Welke route moet worden bewandeld, hangt af van het ontslagmotief. Wordt de werknemer ontslagen in verband met bedrijfseconomische redenen of vanwege langdurige ziekte, dan moet het ontslag worden voorgelegd aan het UWV. Geeft het UWV toestemming voor het opzeggen van de arbeidsovereenkomst is deze toestemming vier weken geldig. De werkgever kan dan met de toestemming van het UWV de arbeidsovereenkomst opzeggen (ontslagbesluit). Hiertegen kan de werknemer in beroep bij de kantonrechter.

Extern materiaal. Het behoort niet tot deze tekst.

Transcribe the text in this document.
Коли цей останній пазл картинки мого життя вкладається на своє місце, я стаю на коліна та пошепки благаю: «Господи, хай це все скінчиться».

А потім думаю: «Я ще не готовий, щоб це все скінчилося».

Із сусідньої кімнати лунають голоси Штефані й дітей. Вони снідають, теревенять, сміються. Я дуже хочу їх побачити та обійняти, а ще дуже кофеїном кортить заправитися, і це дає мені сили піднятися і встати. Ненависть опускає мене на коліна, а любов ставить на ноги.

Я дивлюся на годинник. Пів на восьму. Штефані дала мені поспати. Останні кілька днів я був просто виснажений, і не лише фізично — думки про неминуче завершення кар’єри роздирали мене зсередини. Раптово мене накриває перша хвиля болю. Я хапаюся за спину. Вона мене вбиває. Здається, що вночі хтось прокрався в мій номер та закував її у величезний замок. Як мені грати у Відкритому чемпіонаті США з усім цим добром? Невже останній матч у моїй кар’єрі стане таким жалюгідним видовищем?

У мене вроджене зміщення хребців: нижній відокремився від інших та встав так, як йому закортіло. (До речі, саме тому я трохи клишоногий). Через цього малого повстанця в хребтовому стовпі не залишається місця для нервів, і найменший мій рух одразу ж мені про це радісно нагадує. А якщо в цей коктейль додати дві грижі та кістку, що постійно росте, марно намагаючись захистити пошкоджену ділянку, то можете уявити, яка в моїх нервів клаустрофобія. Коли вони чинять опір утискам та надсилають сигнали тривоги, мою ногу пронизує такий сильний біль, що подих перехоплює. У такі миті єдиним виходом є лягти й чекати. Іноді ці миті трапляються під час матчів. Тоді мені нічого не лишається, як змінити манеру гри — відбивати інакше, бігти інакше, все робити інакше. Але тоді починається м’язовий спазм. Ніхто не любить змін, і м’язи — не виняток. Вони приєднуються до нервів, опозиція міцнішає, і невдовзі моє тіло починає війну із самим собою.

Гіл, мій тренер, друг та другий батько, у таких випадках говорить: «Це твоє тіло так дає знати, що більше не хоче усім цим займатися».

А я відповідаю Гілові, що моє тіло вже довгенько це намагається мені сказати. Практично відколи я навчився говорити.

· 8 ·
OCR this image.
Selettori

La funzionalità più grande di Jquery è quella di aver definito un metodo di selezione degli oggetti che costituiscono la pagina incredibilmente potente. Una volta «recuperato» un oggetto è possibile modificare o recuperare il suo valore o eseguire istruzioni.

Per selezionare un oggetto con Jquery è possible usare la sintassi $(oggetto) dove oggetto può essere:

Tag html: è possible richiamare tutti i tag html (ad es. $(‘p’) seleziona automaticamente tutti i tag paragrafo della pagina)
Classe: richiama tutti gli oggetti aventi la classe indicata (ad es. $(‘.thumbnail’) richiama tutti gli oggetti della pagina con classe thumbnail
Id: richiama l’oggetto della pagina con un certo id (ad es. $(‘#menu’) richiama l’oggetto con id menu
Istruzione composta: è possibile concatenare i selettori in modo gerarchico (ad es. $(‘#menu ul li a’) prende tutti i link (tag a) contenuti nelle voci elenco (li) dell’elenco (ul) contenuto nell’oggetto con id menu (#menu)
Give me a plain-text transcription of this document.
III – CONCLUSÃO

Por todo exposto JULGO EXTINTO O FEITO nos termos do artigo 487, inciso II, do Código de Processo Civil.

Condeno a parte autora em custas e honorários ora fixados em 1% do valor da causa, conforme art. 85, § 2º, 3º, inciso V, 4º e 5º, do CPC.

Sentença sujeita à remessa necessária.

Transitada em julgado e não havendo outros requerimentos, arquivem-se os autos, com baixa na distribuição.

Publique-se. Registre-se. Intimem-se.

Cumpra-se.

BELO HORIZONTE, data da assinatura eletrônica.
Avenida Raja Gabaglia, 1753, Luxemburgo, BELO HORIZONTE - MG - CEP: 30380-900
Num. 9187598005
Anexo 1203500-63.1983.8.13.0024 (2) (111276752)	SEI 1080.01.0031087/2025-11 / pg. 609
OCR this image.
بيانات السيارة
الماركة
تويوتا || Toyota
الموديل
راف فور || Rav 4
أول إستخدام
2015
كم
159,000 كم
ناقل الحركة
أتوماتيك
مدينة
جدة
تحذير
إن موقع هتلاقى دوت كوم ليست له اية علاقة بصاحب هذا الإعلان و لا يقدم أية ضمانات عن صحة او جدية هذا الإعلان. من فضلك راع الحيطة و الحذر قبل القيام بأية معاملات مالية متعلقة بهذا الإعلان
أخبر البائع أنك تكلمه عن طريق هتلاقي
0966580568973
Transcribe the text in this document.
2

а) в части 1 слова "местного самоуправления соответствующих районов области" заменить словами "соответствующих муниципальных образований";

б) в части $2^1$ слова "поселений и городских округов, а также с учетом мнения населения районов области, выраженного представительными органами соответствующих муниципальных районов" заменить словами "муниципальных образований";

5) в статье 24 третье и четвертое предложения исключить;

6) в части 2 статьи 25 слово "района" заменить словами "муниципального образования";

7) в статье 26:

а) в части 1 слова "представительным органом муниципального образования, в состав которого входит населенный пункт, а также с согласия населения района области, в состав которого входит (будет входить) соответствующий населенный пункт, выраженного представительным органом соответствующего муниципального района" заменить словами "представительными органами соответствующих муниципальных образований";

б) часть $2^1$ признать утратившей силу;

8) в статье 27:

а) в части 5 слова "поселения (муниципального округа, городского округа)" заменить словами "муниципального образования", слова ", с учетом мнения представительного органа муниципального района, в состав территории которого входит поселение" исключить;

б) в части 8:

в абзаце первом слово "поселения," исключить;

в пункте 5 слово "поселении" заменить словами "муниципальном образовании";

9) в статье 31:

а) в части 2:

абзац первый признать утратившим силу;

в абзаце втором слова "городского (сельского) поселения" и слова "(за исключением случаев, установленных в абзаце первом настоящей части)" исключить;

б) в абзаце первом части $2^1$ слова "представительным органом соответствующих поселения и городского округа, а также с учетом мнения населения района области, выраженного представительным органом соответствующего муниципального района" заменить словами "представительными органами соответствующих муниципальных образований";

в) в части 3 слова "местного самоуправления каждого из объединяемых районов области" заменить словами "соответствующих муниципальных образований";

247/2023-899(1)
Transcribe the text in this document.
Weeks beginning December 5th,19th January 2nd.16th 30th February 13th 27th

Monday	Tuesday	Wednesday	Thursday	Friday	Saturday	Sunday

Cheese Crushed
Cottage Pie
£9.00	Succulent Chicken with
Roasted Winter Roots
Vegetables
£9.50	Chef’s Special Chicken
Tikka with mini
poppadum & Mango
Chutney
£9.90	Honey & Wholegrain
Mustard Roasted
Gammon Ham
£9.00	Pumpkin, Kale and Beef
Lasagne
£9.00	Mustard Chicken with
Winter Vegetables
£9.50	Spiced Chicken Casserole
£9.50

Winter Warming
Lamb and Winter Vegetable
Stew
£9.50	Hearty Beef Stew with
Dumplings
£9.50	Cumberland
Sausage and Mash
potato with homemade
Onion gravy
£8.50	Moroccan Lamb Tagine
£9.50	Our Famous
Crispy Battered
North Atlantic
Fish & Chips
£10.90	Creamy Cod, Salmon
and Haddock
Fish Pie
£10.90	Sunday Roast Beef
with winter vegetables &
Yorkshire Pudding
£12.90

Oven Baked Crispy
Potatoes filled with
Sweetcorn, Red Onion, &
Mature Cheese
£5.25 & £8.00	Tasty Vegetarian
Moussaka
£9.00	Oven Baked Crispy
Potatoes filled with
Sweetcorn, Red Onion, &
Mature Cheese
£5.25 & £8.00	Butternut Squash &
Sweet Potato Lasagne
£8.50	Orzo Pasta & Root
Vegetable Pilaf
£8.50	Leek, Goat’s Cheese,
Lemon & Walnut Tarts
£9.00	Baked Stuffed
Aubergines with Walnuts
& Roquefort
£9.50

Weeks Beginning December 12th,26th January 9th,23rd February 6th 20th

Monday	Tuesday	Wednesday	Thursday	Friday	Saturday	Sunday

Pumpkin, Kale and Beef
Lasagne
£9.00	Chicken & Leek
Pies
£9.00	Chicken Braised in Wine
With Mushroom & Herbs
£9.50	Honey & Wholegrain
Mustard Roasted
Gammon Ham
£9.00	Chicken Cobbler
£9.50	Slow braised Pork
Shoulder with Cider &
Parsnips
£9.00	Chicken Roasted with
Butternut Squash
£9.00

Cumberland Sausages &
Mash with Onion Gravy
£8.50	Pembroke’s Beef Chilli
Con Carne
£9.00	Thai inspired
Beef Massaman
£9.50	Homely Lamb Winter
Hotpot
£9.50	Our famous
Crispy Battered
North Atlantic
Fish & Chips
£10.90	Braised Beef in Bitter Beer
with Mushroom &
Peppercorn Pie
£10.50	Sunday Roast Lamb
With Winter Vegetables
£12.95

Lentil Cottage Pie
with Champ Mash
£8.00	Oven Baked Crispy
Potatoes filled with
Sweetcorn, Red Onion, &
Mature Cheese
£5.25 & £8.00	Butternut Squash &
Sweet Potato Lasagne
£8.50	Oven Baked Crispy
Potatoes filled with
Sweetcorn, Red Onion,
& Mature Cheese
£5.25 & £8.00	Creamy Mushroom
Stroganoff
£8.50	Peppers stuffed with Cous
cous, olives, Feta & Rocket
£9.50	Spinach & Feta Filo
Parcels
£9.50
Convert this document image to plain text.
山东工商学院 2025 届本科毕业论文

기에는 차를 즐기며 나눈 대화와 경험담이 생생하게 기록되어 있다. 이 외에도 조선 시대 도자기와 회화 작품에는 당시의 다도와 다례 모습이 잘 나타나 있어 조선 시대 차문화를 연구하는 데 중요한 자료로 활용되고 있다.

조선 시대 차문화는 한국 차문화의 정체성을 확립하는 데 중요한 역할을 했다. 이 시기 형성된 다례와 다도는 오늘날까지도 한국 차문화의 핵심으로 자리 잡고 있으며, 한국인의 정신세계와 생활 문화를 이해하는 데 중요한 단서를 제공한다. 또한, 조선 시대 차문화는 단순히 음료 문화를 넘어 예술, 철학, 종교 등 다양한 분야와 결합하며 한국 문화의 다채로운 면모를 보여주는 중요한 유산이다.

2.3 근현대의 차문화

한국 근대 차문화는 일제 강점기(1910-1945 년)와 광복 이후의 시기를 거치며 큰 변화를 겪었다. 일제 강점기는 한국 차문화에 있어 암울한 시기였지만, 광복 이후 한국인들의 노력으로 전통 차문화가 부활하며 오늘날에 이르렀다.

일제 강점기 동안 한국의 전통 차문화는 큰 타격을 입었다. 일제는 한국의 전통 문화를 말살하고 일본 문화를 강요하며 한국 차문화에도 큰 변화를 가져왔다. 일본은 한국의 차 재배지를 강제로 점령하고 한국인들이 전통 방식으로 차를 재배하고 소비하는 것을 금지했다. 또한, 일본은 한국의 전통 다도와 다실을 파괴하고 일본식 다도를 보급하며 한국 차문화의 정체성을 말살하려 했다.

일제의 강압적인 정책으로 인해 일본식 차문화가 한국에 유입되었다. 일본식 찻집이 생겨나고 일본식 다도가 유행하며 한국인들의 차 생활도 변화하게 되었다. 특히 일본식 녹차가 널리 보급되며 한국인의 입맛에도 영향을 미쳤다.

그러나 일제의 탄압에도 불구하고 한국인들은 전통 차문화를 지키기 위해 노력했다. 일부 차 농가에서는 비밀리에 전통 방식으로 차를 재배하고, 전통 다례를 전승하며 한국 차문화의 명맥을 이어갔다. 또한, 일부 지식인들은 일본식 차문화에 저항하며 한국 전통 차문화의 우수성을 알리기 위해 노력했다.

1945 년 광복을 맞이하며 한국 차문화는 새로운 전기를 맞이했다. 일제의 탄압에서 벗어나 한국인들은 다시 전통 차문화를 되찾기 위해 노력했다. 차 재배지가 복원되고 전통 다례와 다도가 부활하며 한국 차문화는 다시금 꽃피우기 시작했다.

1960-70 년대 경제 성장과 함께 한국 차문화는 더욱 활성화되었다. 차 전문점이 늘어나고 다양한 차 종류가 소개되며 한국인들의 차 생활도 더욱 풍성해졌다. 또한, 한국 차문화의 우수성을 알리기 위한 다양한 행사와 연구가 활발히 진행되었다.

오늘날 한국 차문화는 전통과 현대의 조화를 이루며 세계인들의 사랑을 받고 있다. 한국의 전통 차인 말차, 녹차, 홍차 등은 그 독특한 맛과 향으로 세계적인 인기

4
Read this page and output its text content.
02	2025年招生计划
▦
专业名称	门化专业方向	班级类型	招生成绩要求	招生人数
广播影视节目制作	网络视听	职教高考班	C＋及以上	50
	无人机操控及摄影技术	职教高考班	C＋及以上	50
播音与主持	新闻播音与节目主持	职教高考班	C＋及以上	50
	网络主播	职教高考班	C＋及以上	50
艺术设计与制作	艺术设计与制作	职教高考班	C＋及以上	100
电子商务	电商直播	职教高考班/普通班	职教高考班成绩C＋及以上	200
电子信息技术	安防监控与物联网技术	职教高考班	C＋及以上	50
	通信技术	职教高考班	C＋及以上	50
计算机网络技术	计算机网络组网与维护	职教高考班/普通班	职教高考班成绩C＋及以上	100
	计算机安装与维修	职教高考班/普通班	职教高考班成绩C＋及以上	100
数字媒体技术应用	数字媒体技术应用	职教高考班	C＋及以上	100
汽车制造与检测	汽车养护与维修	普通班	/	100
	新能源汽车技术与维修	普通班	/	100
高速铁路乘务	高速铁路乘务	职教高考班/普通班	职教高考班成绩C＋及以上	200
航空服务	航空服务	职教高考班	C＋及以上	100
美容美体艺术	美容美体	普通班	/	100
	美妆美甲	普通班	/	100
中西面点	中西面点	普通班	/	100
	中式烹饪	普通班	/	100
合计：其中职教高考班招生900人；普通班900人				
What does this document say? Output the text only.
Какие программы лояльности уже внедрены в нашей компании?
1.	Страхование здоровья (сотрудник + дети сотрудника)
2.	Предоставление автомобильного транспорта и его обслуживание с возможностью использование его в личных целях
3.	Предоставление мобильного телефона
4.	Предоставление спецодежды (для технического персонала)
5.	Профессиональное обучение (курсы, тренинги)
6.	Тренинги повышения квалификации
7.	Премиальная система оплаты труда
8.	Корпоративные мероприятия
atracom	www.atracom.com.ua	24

Ontslagen vanwege disfunctioneren, verwijtbaar handelen of nalaten van de werknemer, andere in de persoon van de werknemer gelegen redenen of vanwege een verstoorde arbeidsverhouding worden voorgelegd aan de kantonrechter. Als de kantonrechter van mening is dat er onvoldoende grond is om de arbeidsovereenkomst te ontbinden dan blijft de arbeidsovereenkomst in stand. Als de arbeidsovereenkomst wordt ontbonden kan de werknemer in beginsel aanspraak maken op de transitievergoeding (in de plaats van de huidige kantonrechtersformule). In de volgende VO-actueel wordt deze vergoeding onder de loep genomen.
Beroepsmogelijkheden
Na de ontslagroute bij UWV of bij de kantonrechter, mogen zowel werkgever als werknemer in hoger beroep. Na een ontslagroute bij UWV kunnen beide partijen in hoger beroep bij de kantonrechter. Na een procedure bij de kantonrechter staat te allen tijde hoger beroep open bij het Gerechtshof en daarna bij de Hoge Raad.
Cao-commissie
Op grond van de wet is het mogelijk om bij een cao een commissie in te stellen, die in plaats van het UWV het ontslag wegens bedrijfseconomische redenen preventief zal toetsen. Indien sociale partners over dit onderwerp geen afspraken maken dan betekent dat de ontslagen wegens bedrijfseconomische redenen vanaf 1 juli 2015 worden voorgelegd aan het UWV.